Of course you can find other exquisite view points from other places around the cathedral that would make the heart of every wildlife photographer beat faster. You can practically find motifs from dawn to dusk. You can take wonderful pictures from the great square in front of the cathedral and the street called "Calle de Hospital" (Hospital Street). This offers a grand view of the colony during late afternoons and sunset - especially at that time, as that is when the birds return from their search for food.

Then just a bit behind the cathedral there is a hill with a platform that is situated in such a way that you have a great view of the colony and can take interesting pictures of it and of the city itself.

For all those reasons nature photographers will find Alfaro is certainly worth a short vacation or at least an extended weekend. Those who fly there sometime between March and July, let’s say on a Friday and return on Monday or Tuesday will have two or three photographic working days during which you will have the opportunity of taking more and much better pictures of storks then you would in Germany in a whole year.

The things you need are an AF-camera and lenses starting at 24 mm up to 500 mm or 600 mm and good tripod. You have to count on a minimum of 10 rolls of film a day. A tremendous amount of film material will be shot through your camera alone for the flight pictures. Not because it is absolutely necessary, but because it is so much fun. We did not just want great results, we wanted to just shoot photos in general and that’s what is so great here, you have such wonderful possibilities to just let the camera run really hot.

When you spend so many days and so much time taking pictures of storks you observe and discover many interesting things about the behavior of these birds: How the parent birds bring back water and offer it to their offspring in their goiter or that the Alfaro-storks feed a lot of fish. On many an occasion we observed the storks standing in the Ebro River to catch fish and during the transfer of their catch to the youngsters we saw that there were some sizeable specimen amongst them.
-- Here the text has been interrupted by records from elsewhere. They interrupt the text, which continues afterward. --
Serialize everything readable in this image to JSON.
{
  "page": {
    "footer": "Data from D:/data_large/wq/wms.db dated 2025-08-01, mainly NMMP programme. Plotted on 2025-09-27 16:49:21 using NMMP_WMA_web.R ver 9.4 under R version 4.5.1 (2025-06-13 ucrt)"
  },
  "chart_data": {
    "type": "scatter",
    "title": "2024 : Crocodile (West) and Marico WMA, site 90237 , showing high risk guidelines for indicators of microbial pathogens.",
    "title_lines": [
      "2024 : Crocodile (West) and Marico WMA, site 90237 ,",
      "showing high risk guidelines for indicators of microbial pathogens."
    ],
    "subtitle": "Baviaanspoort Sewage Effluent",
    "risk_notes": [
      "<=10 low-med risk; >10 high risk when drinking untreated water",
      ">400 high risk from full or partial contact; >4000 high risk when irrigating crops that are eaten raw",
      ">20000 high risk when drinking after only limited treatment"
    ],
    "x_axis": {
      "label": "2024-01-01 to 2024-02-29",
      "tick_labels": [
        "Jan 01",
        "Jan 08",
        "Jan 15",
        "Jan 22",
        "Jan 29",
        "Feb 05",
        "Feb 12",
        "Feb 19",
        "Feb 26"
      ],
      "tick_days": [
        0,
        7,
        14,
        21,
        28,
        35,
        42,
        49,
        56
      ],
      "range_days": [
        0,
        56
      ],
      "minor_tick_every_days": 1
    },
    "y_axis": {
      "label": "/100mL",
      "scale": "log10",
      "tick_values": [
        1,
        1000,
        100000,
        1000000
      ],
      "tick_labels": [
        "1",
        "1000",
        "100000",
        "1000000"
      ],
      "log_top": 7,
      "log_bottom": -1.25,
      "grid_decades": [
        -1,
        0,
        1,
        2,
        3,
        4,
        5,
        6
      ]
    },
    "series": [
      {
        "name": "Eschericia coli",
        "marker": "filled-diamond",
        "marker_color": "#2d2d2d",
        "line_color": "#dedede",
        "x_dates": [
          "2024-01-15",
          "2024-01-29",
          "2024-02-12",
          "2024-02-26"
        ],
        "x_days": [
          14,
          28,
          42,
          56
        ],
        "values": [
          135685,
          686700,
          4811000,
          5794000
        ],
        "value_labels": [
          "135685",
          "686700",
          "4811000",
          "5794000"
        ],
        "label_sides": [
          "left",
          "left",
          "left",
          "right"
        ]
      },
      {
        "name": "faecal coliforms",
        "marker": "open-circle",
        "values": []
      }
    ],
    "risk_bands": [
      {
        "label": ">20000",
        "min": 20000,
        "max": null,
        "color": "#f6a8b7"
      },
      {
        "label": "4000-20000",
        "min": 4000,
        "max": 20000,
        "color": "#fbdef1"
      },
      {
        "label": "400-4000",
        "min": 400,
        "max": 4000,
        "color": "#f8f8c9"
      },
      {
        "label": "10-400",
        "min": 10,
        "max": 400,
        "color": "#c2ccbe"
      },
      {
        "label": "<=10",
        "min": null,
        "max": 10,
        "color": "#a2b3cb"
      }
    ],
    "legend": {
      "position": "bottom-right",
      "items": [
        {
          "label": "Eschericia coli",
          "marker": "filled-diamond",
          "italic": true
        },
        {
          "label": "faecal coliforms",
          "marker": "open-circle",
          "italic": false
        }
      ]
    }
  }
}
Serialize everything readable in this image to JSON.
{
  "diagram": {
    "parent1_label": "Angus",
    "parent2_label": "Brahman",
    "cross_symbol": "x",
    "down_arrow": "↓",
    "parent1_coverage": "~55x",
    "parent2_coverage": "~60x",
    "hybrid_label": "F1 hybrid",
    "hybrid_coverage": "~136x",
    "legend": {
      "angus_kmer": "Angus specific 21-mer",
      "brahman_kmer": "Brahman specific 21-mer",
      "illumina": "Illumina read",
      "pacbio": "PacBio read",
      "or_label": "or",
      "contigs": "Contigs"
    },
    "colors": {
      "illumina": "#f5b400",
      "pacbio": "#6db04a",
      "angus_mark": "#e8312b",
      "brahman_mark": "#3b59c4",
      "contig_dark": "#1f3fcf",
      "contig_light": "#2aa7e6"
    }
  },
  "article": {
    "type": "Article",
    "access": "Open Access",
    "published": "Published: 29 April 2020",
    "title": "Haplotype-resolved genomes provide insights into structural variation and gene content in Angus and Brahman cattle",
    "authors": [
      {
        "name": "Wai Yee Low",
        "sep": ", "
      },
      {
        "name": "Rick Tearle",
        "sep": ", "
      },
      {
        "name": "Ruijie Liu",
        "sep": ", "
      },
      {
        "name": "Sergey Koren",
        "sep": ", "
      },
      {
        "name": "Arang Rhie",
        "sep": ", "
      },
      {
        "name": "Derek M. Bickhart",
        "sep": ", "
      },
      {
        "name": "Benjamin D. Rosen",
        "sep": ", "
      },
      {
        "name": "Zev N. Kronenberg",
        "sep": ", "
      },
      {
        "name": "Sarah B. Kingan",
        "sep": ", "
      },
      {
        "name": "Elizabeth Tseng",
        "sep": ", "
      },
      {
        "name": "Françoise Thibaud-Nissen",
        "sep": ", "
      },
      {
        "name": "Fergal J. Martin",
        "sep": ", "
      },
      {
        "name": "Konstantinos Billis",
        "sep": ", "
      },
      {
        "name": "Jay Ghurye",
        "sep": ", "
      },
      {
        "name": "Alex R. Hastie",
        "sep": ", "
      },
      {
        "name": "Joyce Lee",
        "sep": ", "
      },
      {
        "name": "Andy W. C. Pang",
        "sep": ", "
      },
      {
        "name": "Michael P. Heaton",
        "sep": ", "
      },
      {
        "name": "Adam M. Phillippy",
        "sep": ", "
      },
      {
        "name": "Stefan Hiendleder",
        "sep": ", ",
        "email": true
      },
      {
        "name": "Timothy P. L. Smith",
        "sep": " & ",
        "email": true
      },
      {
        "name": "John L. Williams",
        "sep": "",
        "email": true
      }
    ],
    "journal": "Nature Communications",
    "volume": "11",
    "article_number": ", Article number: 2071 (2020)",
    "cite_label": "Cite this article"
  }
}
We also discovered that there was a chance here to take pictures of storks with back light during sunset. For that a dark background is very helpful in order to heighten the effect, something that is not a given in Germany while taking pictures of storks in their nest or at least not normally.

Here in Alfaro, on the southern side of the church there are aviaries where you have this situation in the evening with back light and that is an opportunity we certainly did not want to miss. But it wasn’t really that easy: the better the light was – meaning the lower the sun was on the horizon – the more direct the light hit the lens and then just before the sun set, when the light was absolutely at an optimum, not even the double sunscreens with the 600 lenses were of any use. So one of us always had to give up taking pictures, in order to take a piece of cardboard and shield the other’s lens so that no sunlight would shine directly into the front of it. It was astonishing and unbelievable to see and find the difference between absolute brilliance and a complete over-exposure depending on if you only worked with the two sunshades or on the other hand, the additional shielding of the lens with a piece of cardboard which hindered the sun from shining directly into the lens.

All pictures with the Nikon F5 on Sensia – 100
and with the 2.8/80-200 mm and 4.0/500 mm lenses.
Partly taken with a 1.4 x converter and using a tripod.

It is not to be disputed that we live in the best of all worlds – at least until a UFO lands. For nature photographers, Alfaro, with its colony of storks is a major part of it. The way to this paradise of and for storks is actually quite easy: direct flight with Aviaco to Zaragoza, then with a rental car to Zaragoza - Alfaro and the only hotel in place, the Palacio (0043-41-183944) and you are ready to take pictures to your heart’s content. I can recommend the book "storks – life on a cathedral (Störche-Leben auf einer Kathedrale) from the Tecklenborg Verlag (publisher) to those who are interested in wanting to know more about the "world’s capitol of storks". In this book we introduce the colony itself in detail and with many color pictures (In the German language).